Most referrals are from GPs and not many from hospital. "We find 85% are White British, and 15% other Ethnic Minorities. This is seen nationally too. There are more women (66%) than men (34%)," she said, reporting her clinic's data.

As for unusual features, Dr Master has seen patients who were previously fit and well. They usually had a long initial illness of over one week. They had multiple (eight to nine) symptoms presented together, for example, brain fog, chest pain, palpitations, ear, nose and throat symptoms, and anxiety among others. These are clinic observations not data from a trial, she stressed.

"Long-term symptoms seem to echo the initial illness. Fatigue is not just fatigue, it's a post-exertional malaise - a 'boom and bust' phenomenon. These were fit people who can't now walk up the stairs," she explained. "Patients typically have good days and bad days and on the bad they exert and then crash."

Other typical symptoms include autonomic dysfunction (postural tachycardia syndrome, POTS), and features of MAST Cell Activation Syndrome (MCAS), new-onset food intolerance, diarrhoea. "ENT symptoms, for example mild sinusitis is often remarkably worse since COVID in these patients," Dr Master pointed out.

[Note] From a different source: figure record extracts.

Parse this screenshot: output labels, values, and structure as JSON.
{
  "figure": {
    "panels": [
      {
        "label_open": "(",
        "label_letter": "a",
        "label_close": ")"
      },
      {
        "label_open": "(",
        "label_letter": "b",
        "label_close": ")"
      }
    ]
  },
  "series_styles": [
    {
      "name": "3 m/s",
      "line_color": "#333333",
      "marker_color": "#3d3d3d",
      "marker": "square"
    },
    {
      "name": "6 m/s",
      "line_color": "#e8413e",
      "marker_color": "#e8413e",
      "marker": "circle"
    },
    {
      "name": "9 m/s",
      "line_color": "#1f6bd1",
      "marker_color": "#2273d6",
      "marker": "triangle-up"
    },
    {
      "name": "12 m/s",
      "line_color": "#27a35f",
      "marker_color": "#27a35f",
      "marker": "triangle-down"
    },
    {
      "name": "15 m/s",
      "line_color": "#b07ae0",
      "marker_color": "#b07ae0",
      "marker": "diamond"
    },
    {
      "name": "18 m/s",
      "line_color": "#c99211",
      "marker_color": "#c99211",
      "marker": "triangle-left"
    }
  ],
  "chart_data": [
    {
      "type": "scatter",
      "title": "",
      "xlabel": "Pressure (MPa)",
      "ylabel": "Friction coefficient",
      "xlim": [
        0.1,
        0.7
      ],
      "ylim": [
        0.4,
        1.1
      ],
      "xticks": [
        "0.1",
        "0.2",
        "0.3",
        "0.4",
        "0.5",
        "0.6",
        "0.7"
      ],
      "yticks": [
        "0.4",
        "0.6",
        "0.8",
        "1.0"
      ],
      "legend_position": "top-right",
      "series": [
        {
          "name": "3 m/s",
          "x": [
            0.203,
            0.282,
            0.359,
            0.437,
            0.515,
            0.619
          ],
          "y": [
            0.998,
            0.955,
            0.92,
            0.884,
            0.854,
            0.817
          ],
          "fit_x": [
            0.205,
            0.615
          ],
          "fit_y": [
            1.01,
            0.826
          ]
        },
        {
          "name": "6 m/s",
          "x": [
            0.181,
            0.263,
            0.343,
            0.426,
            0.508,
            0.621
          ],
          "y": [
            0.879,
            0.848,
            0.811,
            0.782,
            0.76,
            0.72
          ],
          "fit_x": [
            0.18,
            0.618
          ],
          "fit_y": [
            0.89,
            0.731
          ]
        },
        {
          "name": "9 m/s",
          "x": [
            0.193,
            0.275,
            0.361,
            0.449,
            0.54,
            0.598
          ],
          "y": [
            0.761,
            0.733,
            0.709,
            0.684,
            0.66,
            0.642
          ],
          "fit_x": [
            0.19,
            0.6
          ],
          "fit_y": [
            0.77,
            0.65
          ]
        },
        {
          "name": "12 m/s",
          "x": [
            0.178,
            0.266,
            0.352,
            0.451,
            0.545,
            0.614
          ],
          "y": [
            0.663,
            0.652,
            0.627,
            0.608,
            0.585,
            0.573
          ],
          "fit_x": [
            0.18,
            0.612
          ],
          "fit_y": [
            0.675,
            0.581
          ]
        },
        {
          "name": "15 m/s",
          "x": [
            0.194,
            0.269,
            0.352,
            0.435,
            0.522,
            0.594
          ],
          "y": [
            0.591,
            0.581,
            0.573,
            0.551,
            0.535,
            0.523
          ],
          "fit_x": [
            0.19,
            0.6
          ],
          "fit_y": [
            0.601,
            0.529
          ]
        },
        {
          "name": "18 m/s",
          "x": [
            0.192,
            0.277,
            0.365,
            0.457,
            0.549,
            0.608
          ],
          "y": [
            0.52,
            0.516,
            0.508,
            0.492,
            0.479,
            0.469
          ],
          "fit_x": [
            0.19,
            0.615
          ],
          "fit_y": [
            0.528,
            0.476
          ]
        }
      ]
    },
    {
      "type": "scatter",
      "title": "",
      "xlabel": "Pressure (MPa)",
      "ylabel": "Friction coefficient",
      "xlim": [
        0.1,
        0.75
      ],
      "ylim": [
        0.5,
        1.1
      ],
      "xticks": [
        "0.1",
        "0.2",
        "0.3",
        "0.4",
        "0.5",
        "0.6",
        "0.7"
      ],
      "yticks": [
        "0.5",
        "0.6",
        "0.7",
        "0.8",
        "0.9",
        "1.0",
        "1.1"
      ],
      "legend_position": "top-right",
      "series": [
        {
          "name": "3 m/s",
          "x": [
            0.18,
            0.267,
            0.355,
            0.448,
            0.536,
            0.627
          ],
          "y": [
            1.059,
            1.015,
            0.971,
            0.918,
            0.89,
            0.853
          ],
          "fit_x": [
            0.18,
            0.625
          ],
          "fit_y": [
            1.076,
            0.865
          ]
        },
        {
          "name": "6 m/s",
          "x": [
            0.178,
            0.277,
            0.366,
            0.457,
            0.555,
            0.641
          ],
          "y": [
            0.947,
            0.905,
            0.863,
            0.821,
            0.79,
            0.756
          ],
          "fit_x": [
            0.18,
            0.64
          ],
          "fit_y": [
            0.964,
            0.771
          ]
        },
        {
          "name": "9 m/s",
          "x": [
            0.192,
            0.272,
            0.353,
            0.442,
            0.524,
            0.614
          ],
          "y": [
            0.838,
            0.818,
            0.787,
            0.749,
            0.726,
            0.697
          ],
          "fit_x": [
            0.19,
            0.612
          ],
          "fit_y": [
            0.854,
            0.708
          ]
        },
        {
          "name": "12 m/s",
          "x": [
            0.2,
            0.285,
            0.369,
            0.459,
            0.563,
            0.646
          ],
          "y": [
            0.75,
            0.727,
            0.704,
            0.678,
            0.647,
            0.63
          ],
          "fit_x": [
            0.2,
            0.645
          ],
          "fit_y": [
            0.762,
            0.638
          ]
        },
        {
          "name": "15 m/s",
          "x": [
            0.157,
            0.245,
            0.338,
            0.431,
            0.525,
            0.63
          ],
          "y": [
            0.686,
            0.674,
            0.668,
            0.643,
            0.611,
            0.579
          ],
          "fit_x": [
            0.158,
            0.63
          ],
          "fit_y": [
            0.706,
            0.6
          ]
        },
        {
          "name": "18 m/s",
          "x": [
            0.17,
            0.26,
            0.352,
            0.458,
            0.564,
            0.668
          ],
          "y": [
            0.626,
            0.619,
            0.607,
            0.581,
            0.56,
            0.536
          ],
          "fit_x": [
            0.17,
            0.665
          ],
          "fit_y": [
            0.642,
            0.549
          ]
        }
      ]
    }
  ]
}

Among long COVID patients who were hospitalised for COVID, most were over 50, male, more were African, Caribbean, and Asian, and they already had a propensity towards having cardiovascular disease, diabetes, and hypertension. They were also more likely to have had adverse sequelae of the acute illness, said Dr Master. In contrast, those not hospitalised for COVID were more often between 20-60 years, female, White, previously fit and well and had multiple organ syndromes.

She outlined some theories behind long COVID, although she admitted it was observational and from her clinic only. "It's multi-system – heart, brain, lungs, liver. It's thought to be an exaggerated immune response causing inflammation and autonomic dysregulation. There's also a possible mechanism of endotheliopathy and immunothrombosis, and a possible MCAS leading to hyper inflammatory response."

In terms of barriers to recovery, Dr Master said there was often a lapsing-remitting pattern, with stress, anxiety, sleep disruption, overwork, over exertion, and poor gut health at play.